Select approach from [baseline, masking] and if you choose to use masking, additionally select the masking mode from [generator, ray, distribution].

### Run all experiments
You can run `bash tmux_<enviornment>_optimize.sh`, which starts independent and persistent TMux sessions for all hyperparameter optimizations of one environment.

## Structure
```
./
├── hyperparams
├── matlab
├── action_masking
│   ├── benchmark
│   │   ├── benchmark.py
│   │   ├── benchmark_2d_quadrotor.py
│   │   ├── benchmark_3d_quadrotor.py
|   |   ├── benchmark_seeker.py
|   |   ├── plot_optuna.py
|   |   └── run_benchmarks.py
│   ├── callbacks
│   │   ├── deploy_quadrotor_callback.py
│   │   ├── seeker_callback.py
│   │   ├── tdquadrotor_callback.py
│   │   └── train_quadrotor_callback.py
│   ├── deploy
│   │   └── deploy_seeker.py
│   ├── external
│   │   └── stable-baselines3-contrib
│   │       └── sb3_contrib
│   ├── provably_safe_env
│   ├── rl_sampling
│   ├── __init__.py
│   ├── sb3_contrib -> external/stable-baselines3-contrib/sb3_contrib/
│   └── util
│       ├── __init__.py
│       ├── test_limit_function.py
│       ├── zono_safe_input_set.py
│       ├── sets.py
│       ├── safe_region.py
│       ├── tictoc.py
│       └── util.py
├── environment.yml
├── README.md
├── setup.py
├── tmux_3d_quadrotor_train.sh
├── tmux_3d_quadrotor_optimize.sh
├── tmux_2d_quadrotor_train.sh
├── tmux_2d_quadrotor_optimize.sh
├── tmux_seeker_train.sh
└── tmux_seeker_optimize.sh
```
The learning algorithms are adapted from [Stable Baselines3](https://github.com/DLR-RM/stable-baselines3).
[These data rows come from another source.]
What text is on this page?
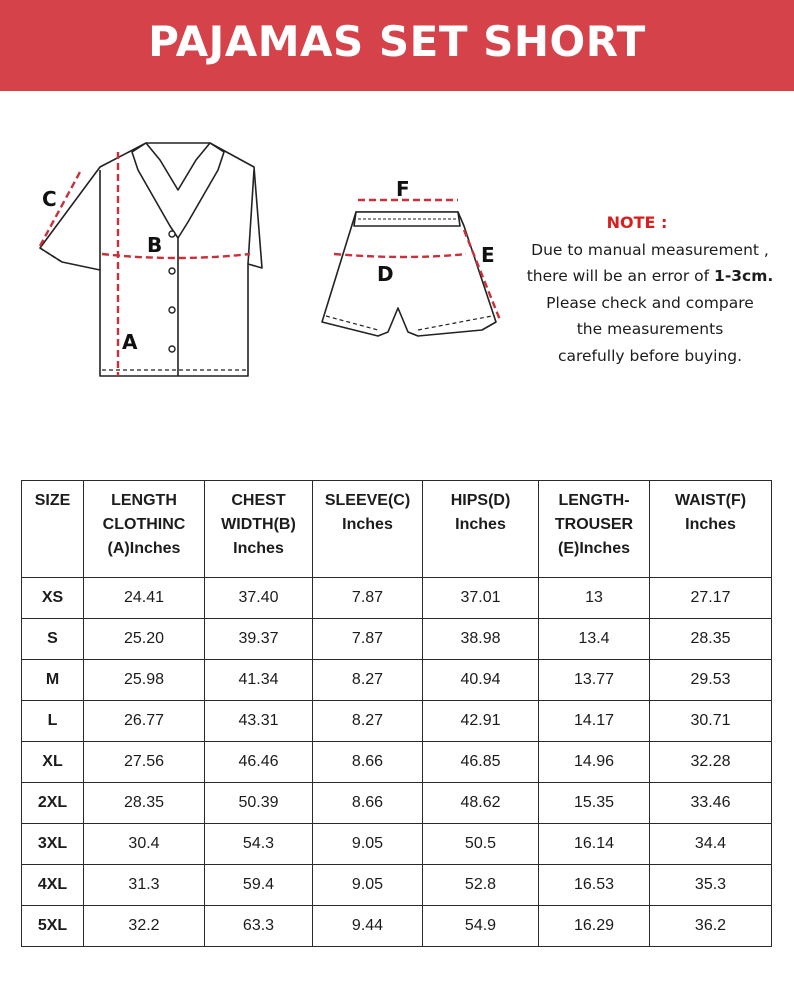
PAJAMAS SET SHORT
A
B
C
D
E
F
NOTE :
Due to manual measurement ,
there will be an error of 1-3cm.
Please check and compare
the measurements
carefully before buying.
SIZE	LENGTH
CLOTHINC
(A)Inches	CHEST
WIDTH(B)
Inches	SLEEVE(C)
Inches	HIPS(D)
Inches	LENGTH-
TROUSER
(E)Inches	WAIST(F)
Inches
XS	24.41	37.40	7.87	37.01	13	27.17
S	25.20	39.37	7.87	38.98	13.4	28.35
M	25.98	41.34	8.27	40.94	13.77	29.53
L	26.77	43.31	8.27	42.91	14.17	30.71
XL	27.56	46.46	8.66	46.85	14.96	32.28
2XL	28.35	50.39	8.66	48.62	15.35	33.46
3XL	30.4	54.3	9.05	50.5	16.14	34.4
4XL	31.3	59.4	9.05	52.8	16.53	35.3
5XL	32.2	63.3	9.44	54.9	16.29	36.2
## Refactored action masking code

After the initial submission in May 24, we started to refactor the action masking code into a proper python package. As of now for the NeurIPS 24 submission deadline, the package is not ready for a public release. However, we will release the software package in the future. If someone requires access to the unfinished code, feel free to reach out to roland.stolz@tum.de.


## Walker2D experiment
We used the new software package to conduct the Walker2D experiment. We used the standard [Walker2D-V5 environment](https://gymnasium.farama.org/environments/mujoco/walker2d/) from gymnasium. 
We approximate the unit ball relevant action set with a zonotope, by computing $36$ evenly spaced vectors around the unit ball with the Gram-Schmidt process and using them as generators for the zonotope.


## Action replacement
For action replacement, we used the implementation given in this [codeocean capsule](https://codeocean.com/capsule/6830740/tree/v1), which is the supplementary material from *Krasowski et al., Provably Safe Reinforcement Learning: Conceptual Analysis, Survey, and Benchmarking, TMLR 2023*.

## License
This project is licensed under the GPL License - see the [LICENSE](LICENSE) file for details.